Desde o fim de fevereiro, uma das rotas mais importantes do petróleo e do gás no planeta ficou, na prática, quase fechada: a pressão militar do Irã no Estreito de Ormuz levou o tráfego marítimo a um nível próximo do colapso. Enquanto o cenário deixa os mercados globais de energia em estado de alerta, na Europa o impacto é desigual - alguns países dependem fortemente das cargas que saem do Golfo, e outros conseguiram se proteger melhor nos últimos anos.
Por que o Estreito de Ormuz é tão sensível
A passagem estreita entre o Irã e a Península Arábica funciona como um gargalo do comércio mundial. Uma fatia expressiva das exportações globais de petróleo e de gás natural liquefeito (GNL) atravessa esse corredor.
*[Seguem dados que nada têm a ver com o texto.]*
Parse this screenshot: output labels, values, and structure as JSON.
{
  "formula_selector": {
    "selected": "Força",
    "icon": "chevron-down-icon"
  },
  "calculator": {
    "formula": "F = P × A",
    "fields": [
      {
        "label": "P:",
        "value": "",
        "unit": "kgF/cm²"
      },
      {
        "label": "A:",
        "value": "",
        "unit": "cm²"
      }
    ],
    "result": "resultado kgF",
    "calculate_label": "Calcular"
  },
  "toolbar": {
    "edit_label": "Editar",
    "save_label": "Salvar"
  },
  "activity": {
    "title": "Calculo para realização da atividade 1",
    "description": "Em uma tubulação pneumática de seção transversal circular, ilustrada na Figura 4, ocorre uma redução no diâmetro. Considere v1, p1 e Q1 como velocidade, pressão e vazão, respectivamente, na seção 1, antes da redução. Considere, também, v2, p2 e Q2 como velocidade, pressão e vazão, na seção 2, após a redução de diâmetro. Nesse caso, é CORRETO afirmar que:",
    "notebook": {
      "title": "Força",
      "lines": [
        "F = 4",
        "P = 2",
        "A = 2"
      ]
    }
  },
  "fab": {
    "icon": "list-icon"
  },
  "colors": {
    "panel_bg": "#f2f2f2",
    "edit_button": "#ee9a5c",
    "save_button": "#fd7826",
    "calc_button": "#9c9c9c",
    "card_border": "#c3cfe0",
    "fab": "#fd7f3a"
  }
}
Se ele para, cronogramas de navios, contratos e preços saem do eixo.
"Cerca de um quinto do petróleo comercializado no mundo e uma parcela relevante do gás liquefeito precisam passar por Ormuz - se essa rota some, os mercados sentem o choque em cheio."
Com o início da guerra contra o Irã, no fim de fevereiro, a circulação de embarcações ali praticamente desapareceu. Segundo uma análise do Supply Chain Intelligence Institute (Viena), do Complexity Science Hub em Viena e da Universidade de Delft, o risco se concentra sobretudo em poucos países europeus - e a vulnerabilidade varia bastante entre eles.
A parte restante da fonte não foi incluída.